|DONALDSON-MATASCI, MATINA - University Of Arizona|
|DORNHAUS, ANNA - University Of Arizona|
Submitted to: Journal of Animal Behavior
Publication Type: Peer Reviewed Journal
Publication Acceptance Date: 12/19/2012
Publication Date: 3/3/2013
Publication URL: http://handle.nal.usda.gov/10113/57110
Citation: Donaldson-Matasci, M., Hoffman, G.D., Dornhaus, A. 2013. Bigger is better: honey bee colonies as distributed information-gathering systems. Journal of Animal Behavior. 85(3), 585-592.
Interpretive Summary: Honey bees communicate the location of food sources to their nestmates using a dance language. The dance language allows colonies to selectively allocate foragers among available resources according to their quality. Large colonies send out many more scout bees than smaller colonies and collect much more information that they must share with their foraging population. Thus, large colonies should benefit more from the dance language than smaller colonies. This is because the dances might allow scouts in large colonies to recruit more foragers to high value resources and do it more quickly than in smaller colonies. To test this, we established large and small colonies and divided each group into colonies that could communicate using the dance language and those that could not. We found that large colony size and dance communication work together to improve foraging performance. Large colonies with communication had earlier peaks in foraging activity than both smaller colonies and large colonies that could not communicate with the dance language. Our results suggest that by using the dance language, large colonies find resources and recruit foragers more quickly than small colonies. This is due to more effective information-gathering from parallel searching by scouts and then efficient dissemination of the information to the foraging population through the dance language.

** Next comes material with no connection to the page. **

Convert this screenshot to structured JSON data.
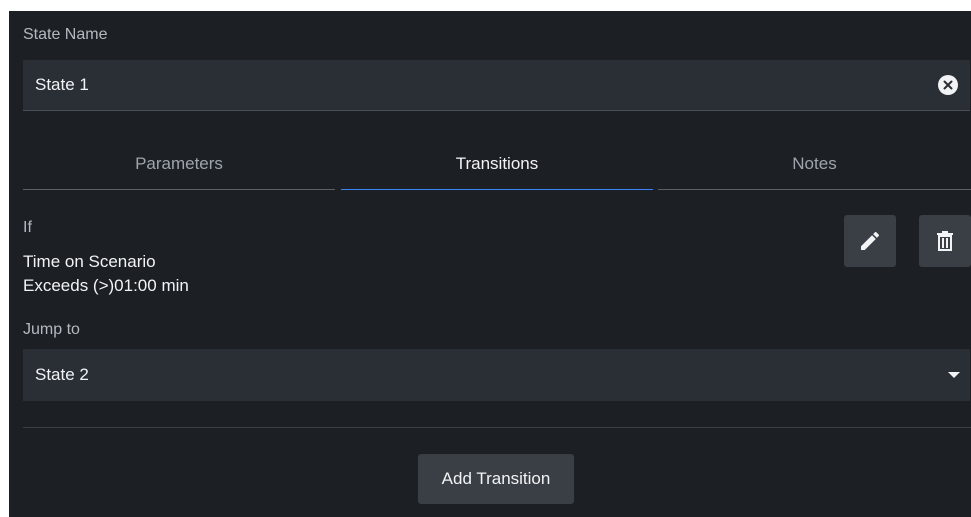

Technical Abstract: In collectively foraging groups, communication about food resources can play an important role in the organization of the group’s activity. For example, the honey bee waggle dance allows colonies to selectively allocate foragers among different floral resources according to their quality. Because larger groups can potentially collect more information, they might benefit more from communication because it allows them to integrate and use that information to coordinate forager activity. Large groups might also benefit more from communication because it allows them to dominate high-value resources by recruiting large numbers of foragers. We show that large colonies of honey bees do benefit more from the location information in the dance than small colonies. In fact, large colony size and dance communication work together to improve foraging performance; the estimated net gain per foraging trip is not improved by large size alone, or by communication alone. We also show that large colonies with communication have the earliest peaks in foraging activity, but not the highest ones. This suggests they may find and recruit to resources more quickly, but not more heavily. The advantage of large colonies is thus likely a result of more effective information-gathering due to massive parallel search rather than increased competitive ability due to heavy recruitment.